Gençliğinden ve güzelliğinden hiç bir şey kaybetmemişçesine yıllara meydan okumuş, acıların ve özlemlerin insafsızca bile olsun üstesinden gelebilmiş kadın dolunaya bakarken içindeki tarifsiz kıpırtılara ilk kez teslim oldu ve kendini ters akıntılara salıverdi…
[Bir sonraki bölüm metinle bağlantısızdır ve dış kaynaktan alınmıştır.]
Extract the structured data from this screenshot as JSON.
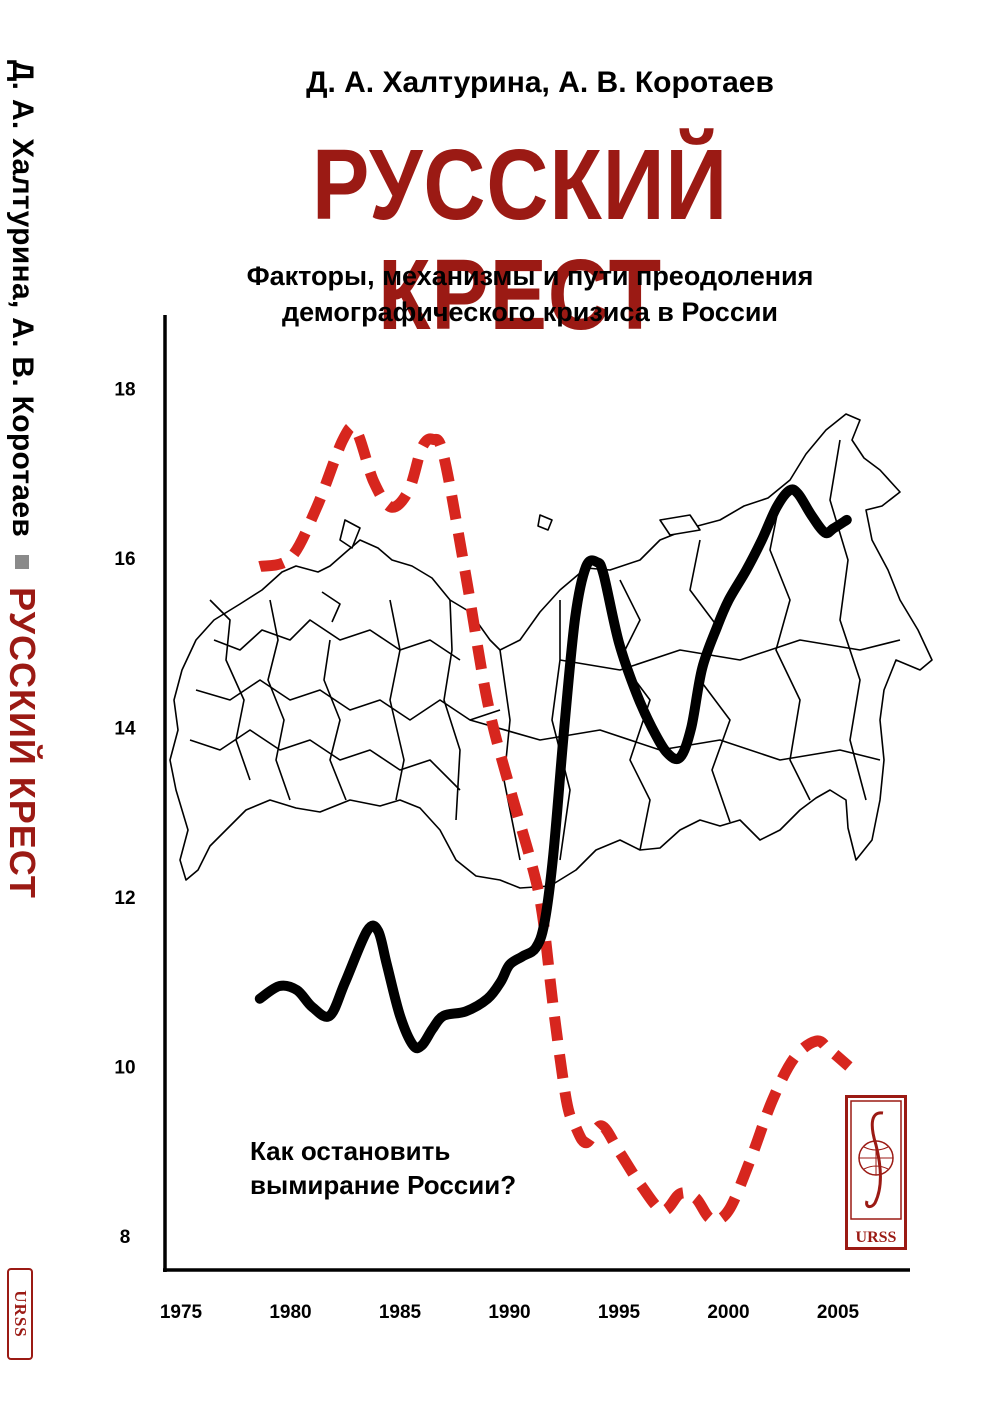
{
  "cover": {
    "authors": "Д. А. Халтурина, А. В. Коротаев",
    "title": "РУССКИЙ КРЕСТ",
    "subtitle_line1": "Факторы, механизмы и пути преодоления",
    "subtitle_line2": "демографического кризиса в России",
    "question_line1": "Как остановить",
    "question_line2": "вымирание России?",
    "publisher_logo": "URSS",
    "background_image": "russia-regions-map"
  },
  "spine": {
    "authors": "Д. А. Халтурина, А. В. Коротаев",
    "title": "РУССКИЙ КРЕСТ",
    "publisher_logo": "URSS"
  },
  "colors": {
    "title_red": "#9b1a14",
    "series_red": "#d7261e",
    "series_black": "#000000"
  },
  "chart_data": {
    "type": "line",
    "title": "",
    "xlabel": "",
    "ylabel": "",
    "xlim": [
      1975,
      2008
    ],
    "ylim": [
      7.5,
      19.2
    ],
    "x_ticks": [
      "1975",
      "1980",
      "1985",
      "1990",
      "1995",
      "2000",
      "2005"
    ],
    "y_ticks": [
      "8",
      "10",
      "12",
      "14",
      "16",
      "18"
    ],
    "series": [
      {
        "style": "dashed",
        "color": "#d7261e",
        "x": [
          1978.6,
          1980.0,
          1981.2,
          1982.4,
          1983.0,
          1983.8,
          1984.6,
          1985.4,
          1986.0,
          1986.5,
          1987.0,
          1988.0,
          1989.0,
          1990.0,
          1991.0,
          1991.5,
          1992.0,
          1992.6,
          1993.0,
          1993.5,
          1994.2,
          1995.0,
          1996.0,
          1997.0,
          1997.8,
          1998.5,
          1999.2,
          2000.0,
          2001.0,
          2002.0,
          2003.0,
          2004.0,
          2004.6,
          2005.5
        ],
        "y": [
          15.9,
          16.0,
          16.6,
          17.4,
          17.5,
          16.9,
          16.6,
          16.8,
          17.3,
          17.4,
          17.2,
          15.8,
          14.3,
          13.3,
          12.4,
          11.8,
          10.7,
          9.6,
          9.3,
          9.1,
          9.3,
          9.0,
          8.6,
          8.3,
          8.5,
          8.45,
          8.2,
          8.3,
          8.9,
          9.6,
          10.1,
          10.3,
          10.2,
          10.0
        ]
      },
      {
        "style": "solid",
        "color": "#000000",
        "x": [
          1978.6,
          1979.5,
          1980.3,
          1981.0,
          1981.8,
          1982.5,
          1983.5,
          1984.0,
          1984.4,
          1985.0,
          1985.6,
          1986.0,
          1986.5,
          1987.0,
          1988.0,
          1989.0,
          1989.6,
          1990.0,
          1990.6,
          1991.2,
          1991.6,
          1992.0,
          1992.5,
          1993.0,
          1993.5,
          1994.0,
          1994.3,
          1995.0,
          1995.8,
          1996.5,
          1997.2,
          1997.8,
          1998.3,
          1998.8,
          1999.5,
          2000.0,
          2000.8,
          2001.5,
          2002.2,
          2002.8,
          2003.2,
          2003.8,
          2004.4,
          2004.8,
          2005.4
        ],
        "y": [
          10.8,
          10.95,
          10.9,
          10.7,
          10.6,
          11.0,
          11.6,
          11.6,
          11.2,
          10.6,
          10.25,
          10.25,
          10.45,
          10.6,
          10.65,
          10.8,
          11.0,
          11.2,
          11.3,
          11.4,
          11.7,
          12.5,
          14.0,
          15.3,
          15.9,
          15.95,
          15.8,
          15.0,
          14.4,
          14.0,
          13.7,
          13.65,
          14.0,
          14.7,
          15.2,
          15.5,
          15.85,
          16.2,
          16.6,
          16.8,
          16.75,
          16.5,
          16.3,
          16.35,
          16.45
        ]
      }
    ]
  }
}
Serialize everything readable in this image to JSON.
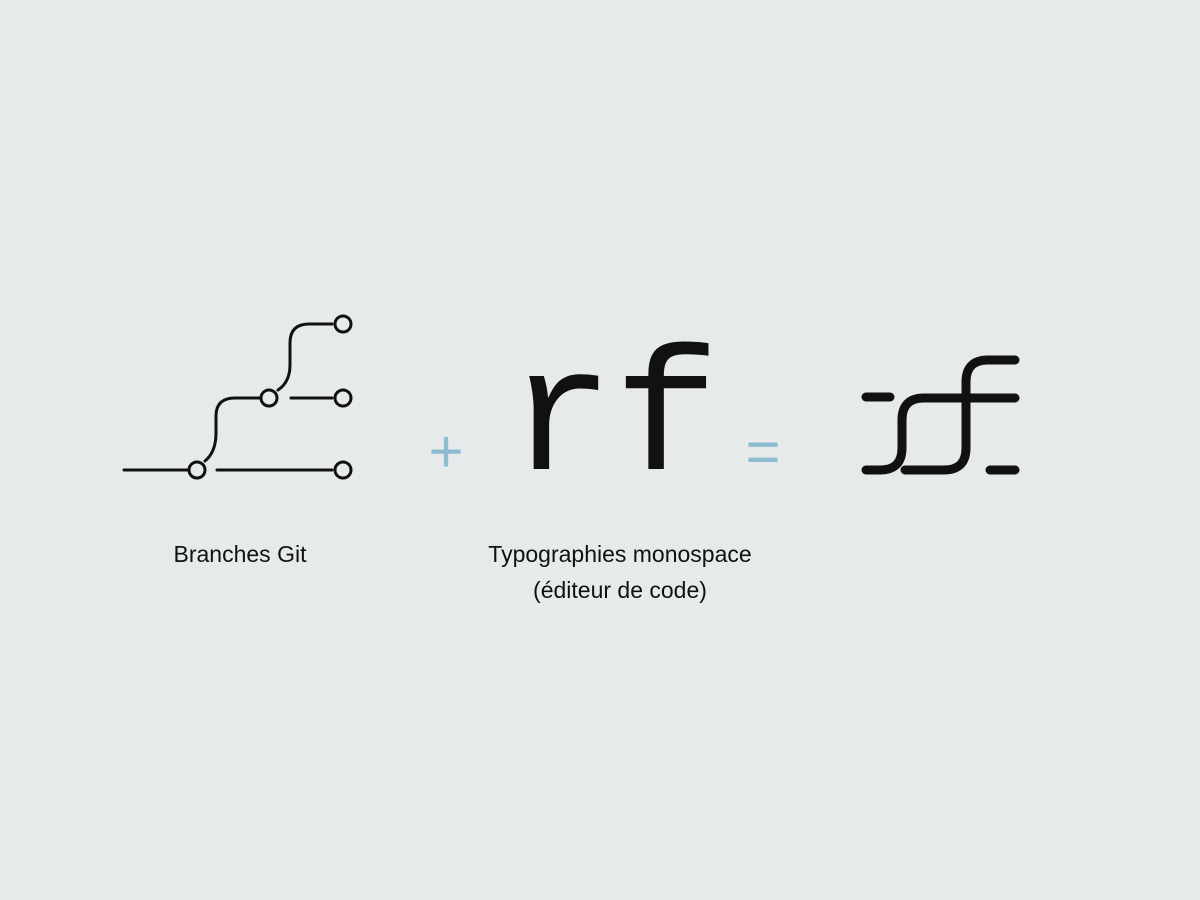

Yıllar öncesiydi… Boğaz sırtlarında soğuk bir kış gecesi, ıssızlığa, sessizliğe ebe olmuş bir yasak aşkın sımsıcak kareleri gözlerinin önünden akmaya başladı… Çiseleyen sulu karın ıslattığı çimenler üzerinde saatlerce sevişme sahneleri… Vücudunda aynı sıcaklığı kare kare hissetmekteydi… Kanında, canında taşıdığı o ölümsüz aşk virüsüne kendisini teslim etti…
…………………………..
Geceyi bu salaş balıkçı meyhanesinde, şarapsı sarhoşlukların en anlamlısıyla avuturken, balık kokularını anılarına meze yapıyordu dertli adam… Yaşlı akordeoncu masasında çalıp söylediği unutulmaz bir parçanın sözlerini onunla birlikte mırıldanmaya çalıştı…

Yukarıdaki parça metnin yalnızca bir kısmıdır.